Un autre encore de ses oncles portait au doigt une chevalière d'or et d'émeraude. C'était M.H. Rattaché par alliance, donc par hasard, au tronc tordu de la famille, M.H. rêvait pour elle d'un blason pur. Il voulut déterrer de force les racines mortes d'un arbre déjà sec : il se piquait de généalogie. Mal lui en prit, car il trébucha très vite sur une affaire taboue d'enfant trouvé, d'ascendants juifs. Bien sûr, il refusa de l'admettre, se fâcha, finit par réinventer le mythe sempiternel d'anciennes ramures aristocratiques et même anglaises.

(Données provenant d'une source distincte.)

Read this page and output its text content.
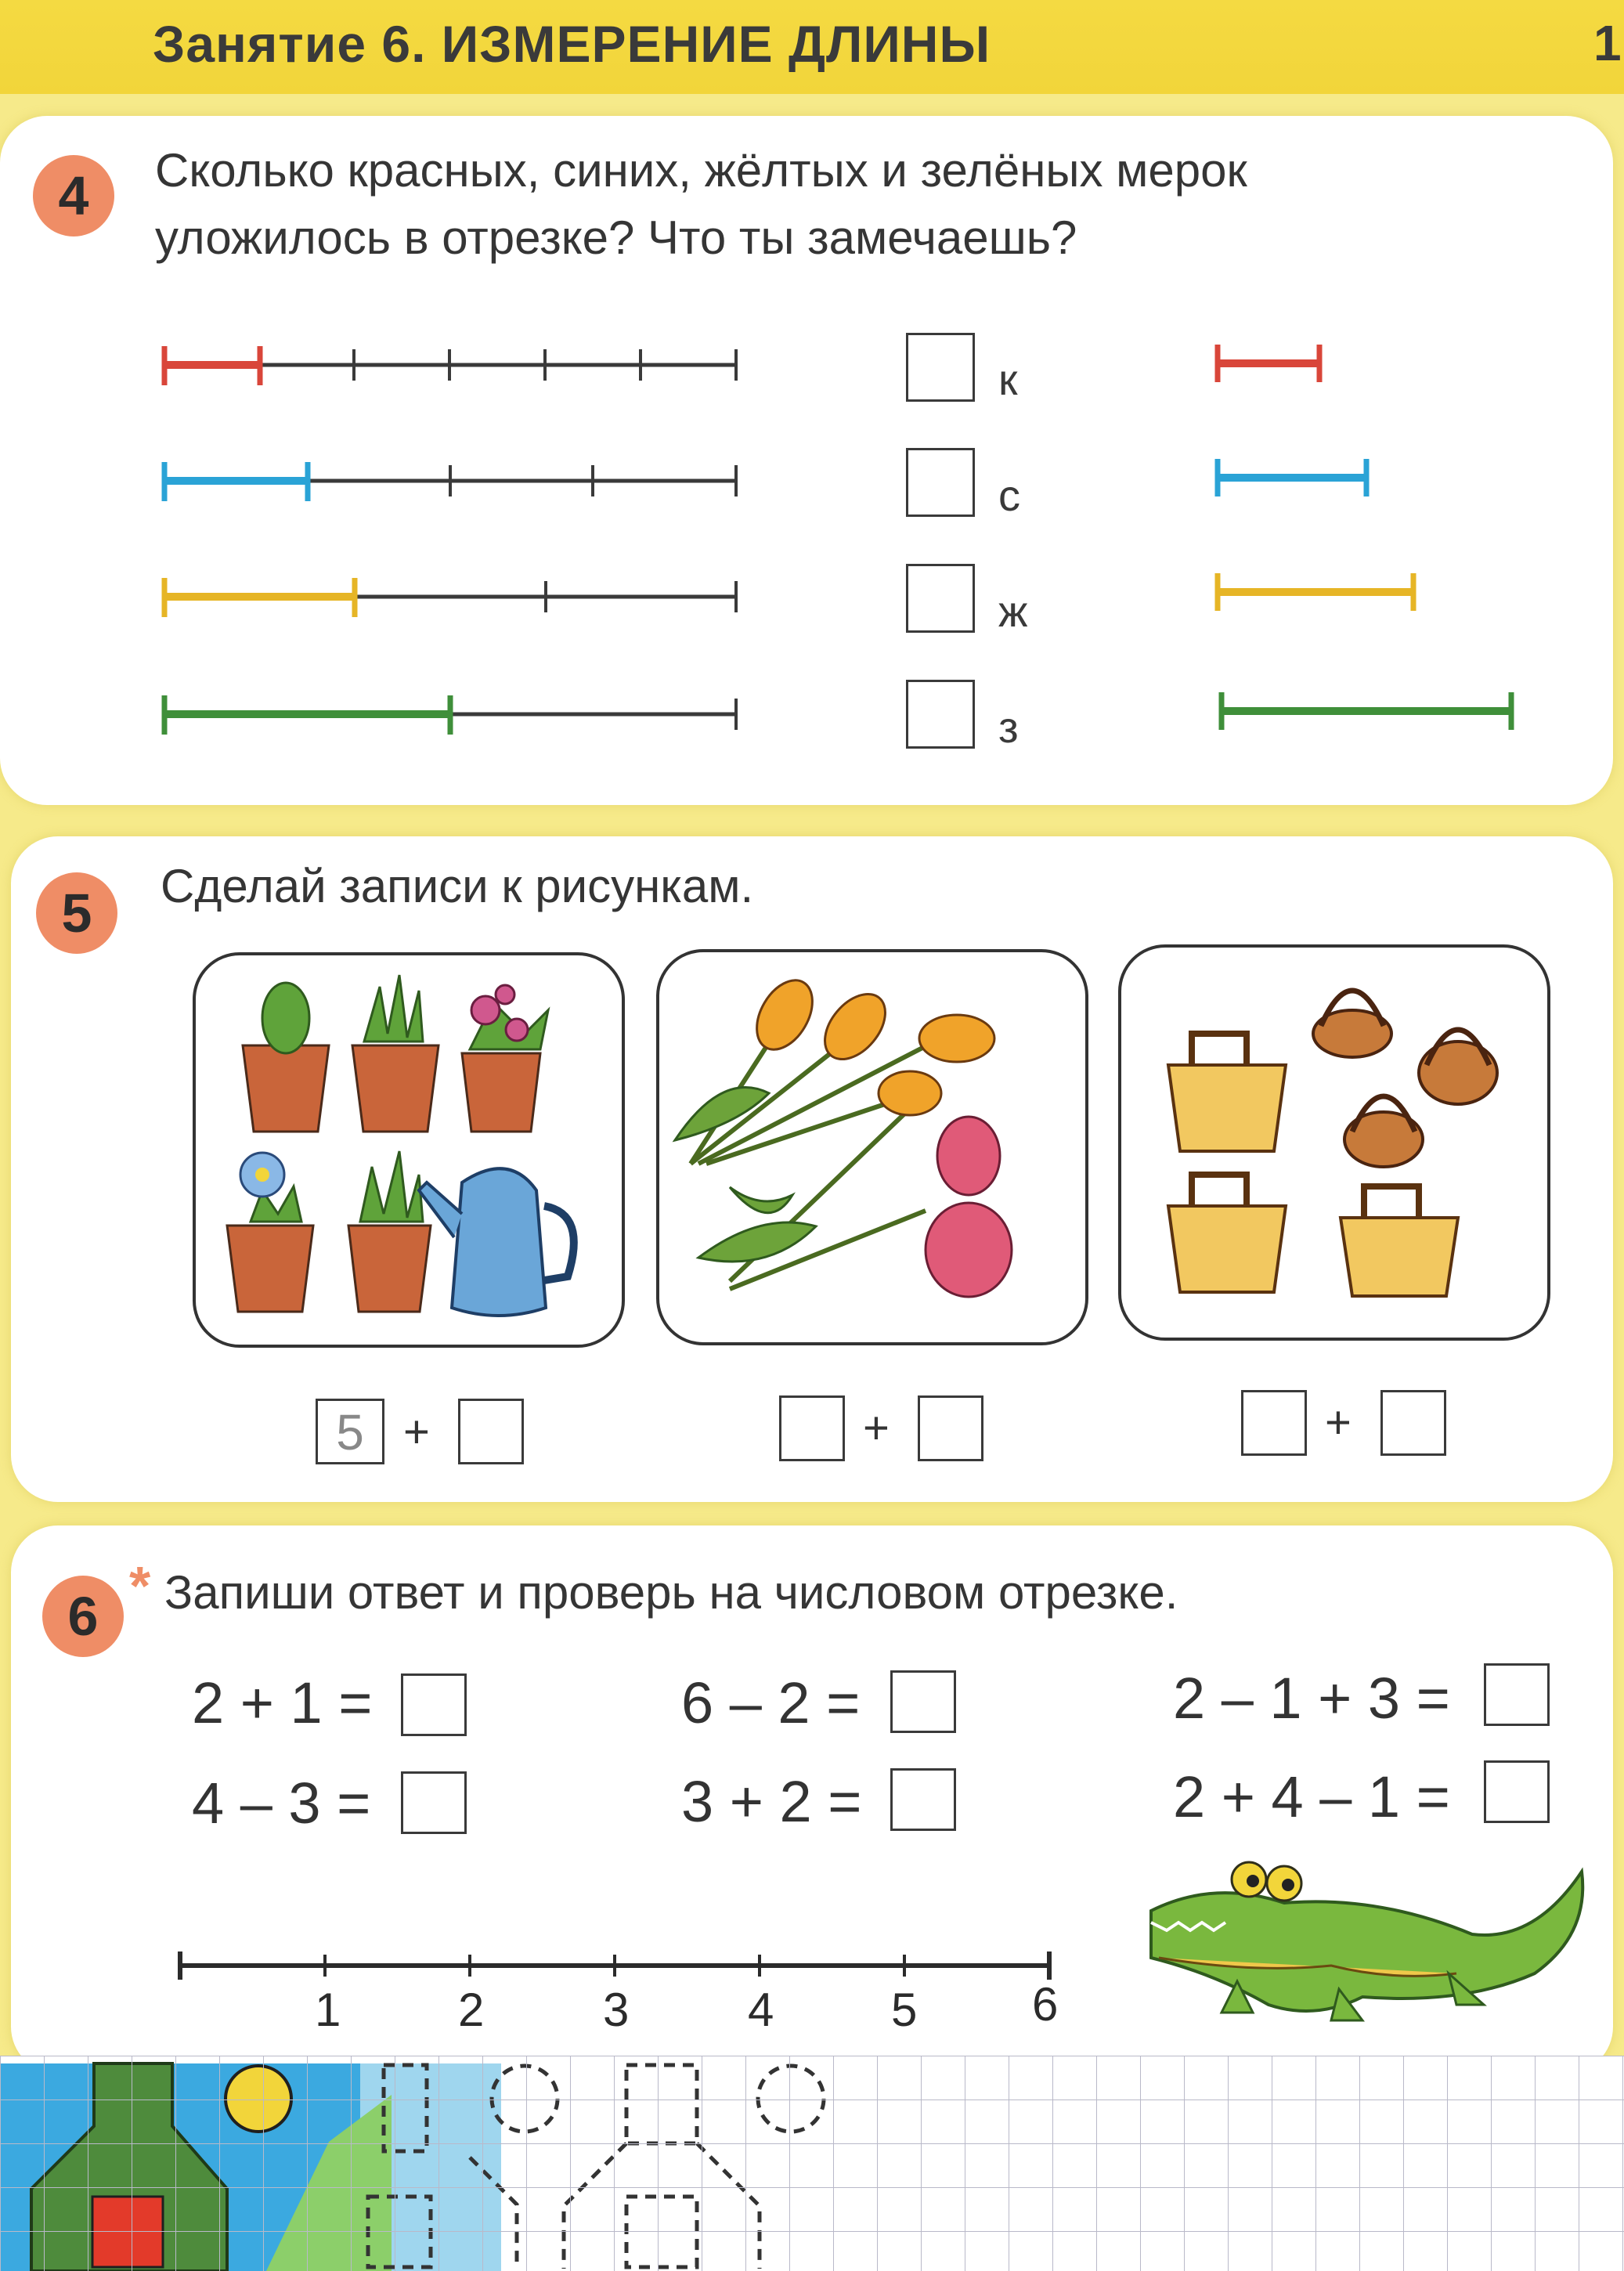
Занятие 6. ИЗМЕРЕНИЕ ДЛИНЫ	1
4	Сколько красных, синих, жёлтых и зелёных мерок
уложилось в отрезке? Что ты замечаешь?
к
с
ж
з
5	Сделай записи к рисункам.
5 +	+	+
6 * Запиши ответ и проверь на числовом отрезке.
2 + 1 =	6 – 2 =	2 – 1 + 3 =
4 – 3 =	3 + 2 =	2 + 4 – 1 =
1 2	3	4 5 6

Il faut du temps pour comprendre que les morts ne nous ont pas quittés, qu'ils sont toujours là pour nous veiller, nous surveiller. Ce ne sont pas des fantômes, non, plutôt des anges qui nous regardent, comme des yeux sans visage... Des anges ? Perdu devant l'écran blanc, la forêt du tableau, il cherchait en vain la distance exacte pour saisir à nouveau la forme de son frère (une fiction). Toute son imagination n'y suffisait pas.